Minneapolis City Council is Bad for Business, and Getting Worse

Mitchell Rolling

Minneapolis City Council members continually display a lack of understanding and respect for local businesses. In their hopes of seeing a “greener,” “safer,” and “fairer” world, these members are unreasonably destroying the well-being of Minnesotan businesses and the livelihoods of local Minnesotans. 

Late last year, the council approved a ban on menthol-flavored tobacco products, prohibiting the sales of such items from everywhere except adult-only tobacco shops and liquor stores. They did so because, as supporters of the measure claim, menthol cigarettes are marketed toward people of color, and younger individuals enjoy them more.

However, as city council member Blong Yang, who voted against the measure, noted, this restriction actually discriminates against African-Americans who simply prefer menthol products. Yang also feared for businesses in his ward that may lose out on sales because of the ban. 

Before this, in 2016, Minneapolis also banned the sales of flavored tobacco products. This led to protests by business owners who were wary that they might lose out on sales. The reason for passing this measure was because the supporters of the ordinance claimed that these products discriminately targeted younger individuals. And now, city council members are proposing to raise the age of tobacco sales in the city to 21. 

This is yet another policy that will not be helpful for the Minnesota economy and is brought to us under the belief that it will stop underage smoking. This is simply an attempt to bring governmental reach into the everyday lives of Minnesotans. 

And this governmental interference does not stop with tobacco sales.

Minneapolis has also passed new sick-leave requirements for businesses and a $15 minimum wage, which was upheld by a Hennepin County Court in a suit filed by the Minnesota Chamber of Commerce. 

All the mentioned laws above have been implemented in the last two years. With how little the council members know and/or pay attention to small businesses, we can expect more to come.

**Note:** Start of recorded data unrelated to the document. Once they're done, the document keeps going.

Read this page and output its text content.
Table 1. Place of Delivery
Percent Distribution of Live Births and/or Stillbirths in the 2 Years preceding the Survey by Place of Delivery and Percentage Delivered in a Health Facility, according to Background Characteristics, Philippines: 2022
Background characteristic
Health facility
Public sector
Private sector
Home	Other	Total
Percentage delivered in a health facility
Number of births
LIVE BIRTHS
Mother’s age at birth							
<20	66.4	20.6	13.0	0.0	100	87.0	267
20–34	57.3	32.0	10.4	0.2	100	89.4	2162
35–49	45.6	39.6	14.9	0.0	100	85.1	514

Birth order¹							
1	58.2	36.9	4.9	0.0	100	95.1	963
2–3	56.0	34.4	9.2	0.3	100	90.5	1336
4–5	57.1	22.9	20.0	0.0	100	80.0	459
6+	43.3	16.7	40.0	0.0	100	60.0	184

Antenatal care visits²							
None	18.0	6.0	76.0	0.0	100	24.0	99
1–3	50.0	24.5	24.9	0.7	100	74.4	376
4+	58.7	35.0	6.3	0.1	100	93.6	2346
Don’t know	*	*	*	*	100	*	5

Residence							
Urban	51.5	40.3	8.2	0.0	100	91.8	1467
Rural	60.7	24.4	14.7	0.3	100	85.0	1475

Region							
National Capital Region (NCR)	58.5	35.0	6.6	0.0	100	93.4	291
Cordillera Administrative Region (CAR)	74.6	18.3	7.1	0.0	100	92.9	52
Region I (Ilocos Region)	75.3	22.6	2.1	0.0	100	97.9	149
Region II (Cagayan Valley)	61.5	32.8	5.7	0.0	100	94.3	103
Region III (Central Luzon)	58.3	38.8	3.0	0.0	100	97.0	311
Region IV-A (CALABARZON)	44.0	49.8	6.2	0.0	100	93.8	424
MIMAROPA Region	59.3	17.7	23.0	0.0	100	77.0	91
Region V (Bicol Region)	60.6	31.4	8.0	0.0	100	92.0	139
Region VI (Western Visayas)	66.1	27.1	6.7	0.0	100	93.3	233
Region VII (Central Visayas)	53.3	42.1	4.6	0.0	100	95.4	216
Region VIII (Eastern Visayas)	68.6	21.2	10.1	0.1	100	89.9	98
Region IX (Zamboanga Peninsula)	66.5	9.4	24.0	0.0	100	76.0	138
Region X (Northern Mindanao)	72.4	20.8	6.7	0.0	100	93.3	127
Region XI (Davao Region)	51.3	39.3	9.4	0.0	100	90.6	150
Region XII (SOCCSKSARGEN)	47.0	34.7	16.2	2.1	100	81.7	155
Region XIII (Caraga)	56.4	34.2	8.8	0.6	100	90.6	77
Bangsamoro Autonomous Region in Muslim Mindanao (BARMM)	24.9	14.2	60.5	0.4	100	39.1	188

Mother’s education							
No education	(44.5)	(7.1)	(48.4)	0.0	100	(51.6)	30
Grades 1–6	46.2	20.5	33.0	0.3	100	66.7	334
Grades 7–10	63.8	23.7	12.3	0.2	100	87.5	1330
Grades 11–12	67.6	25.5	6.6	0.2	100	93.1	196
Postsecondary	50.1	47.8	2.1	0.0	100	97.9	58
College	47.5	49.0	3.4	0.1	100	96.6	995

How can we tell that these council members care little about the negative effects that their policies have on the economy? Because they refuse to acknowledge basic facts about them.

Research conducted on minimum wage laws usually shows a few commonalities; these laws not only hurt small-businesses but lead to fewer jobs and higher prices for consumers, as well. Here is a good source to see the effects of minimum wage laws. If these council members really cared about their constituents, and not just about securing a “win” for their party and themselves, they would have never raised the minimum wage at all, let alone to $15.  

This should be a lesson for everyone. 

These Minneapolis council members have used the argument of “discriminatory practices” in almost every tobacco-sales prohibition ordinance, whether to African-Americans, the working class, or teenagers.

They hide behind statements like “for the well-being of our community” to impose policies that have zero benefits, without being challenged on how they actually help. In most cases, these policies not only harm Minneapolis businesses but also make Minneapolis a less-attractive place for future employers.

Employers in the city are already complaining about larger amounts of paperwork, diminishing sales, and much more due to the ordinances passed by the Minneapolis City Council. If current business owners are getting fed-up with the changes these council members are making, how are we ever going to attract new ones?